The deal did come up with a legislative mechanism to help avert fiscal warfare by establishing a congressional committee consisting of leading Democratic and Republican lawmakers whose task would be to complete work on a 10-year US budget plan by Dec 13 that would reconcile separate budget plans approved by the Democratic-controlled Senate and the Republican-led House of Representatives early this year. In turn, that kind of agreement could serve as the basis for a "grand bargain" on fiscal policy between the White House and Congress, turning the current ceasefire into a long-term peace agreement between the two rival powers on Capitol Hill. But the expectation that the so-called budget conference committee, led by Representative Paul Ryan of the Republican party and Senator Patty Murray, his Democratic counterpart, will succeed in reaching such a deal before this Christmas remains very low.

One sticking point is the disagreement between the two sides on how to adjust the across-the-board automatic spending cuts that began in March.

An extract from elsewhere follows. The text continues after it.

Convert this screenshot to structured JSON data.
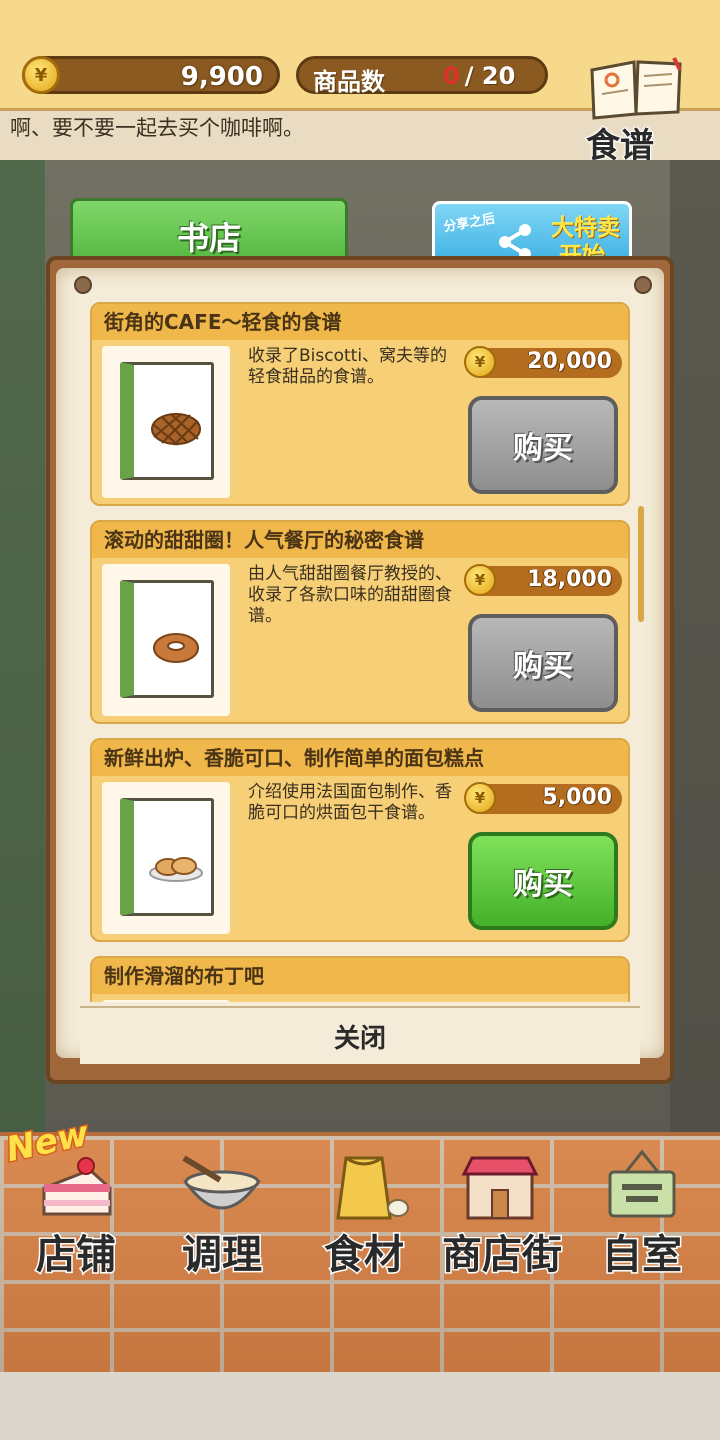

The Democrats assert that the economic austerity produced by the spending cuts hurts the middle class and the poor and slows down the economic recovery, while the Republicans argue that major cuts in the large government-funded social-economic programmes are necessary to reduce the federal deficit. But central to these policy disagreements is the wide ideological divide between the two political parties, with Democrats saying that more tax revenue is necessary in order to reduce the deficit, and Republicans arguing that spending cuts will do the job.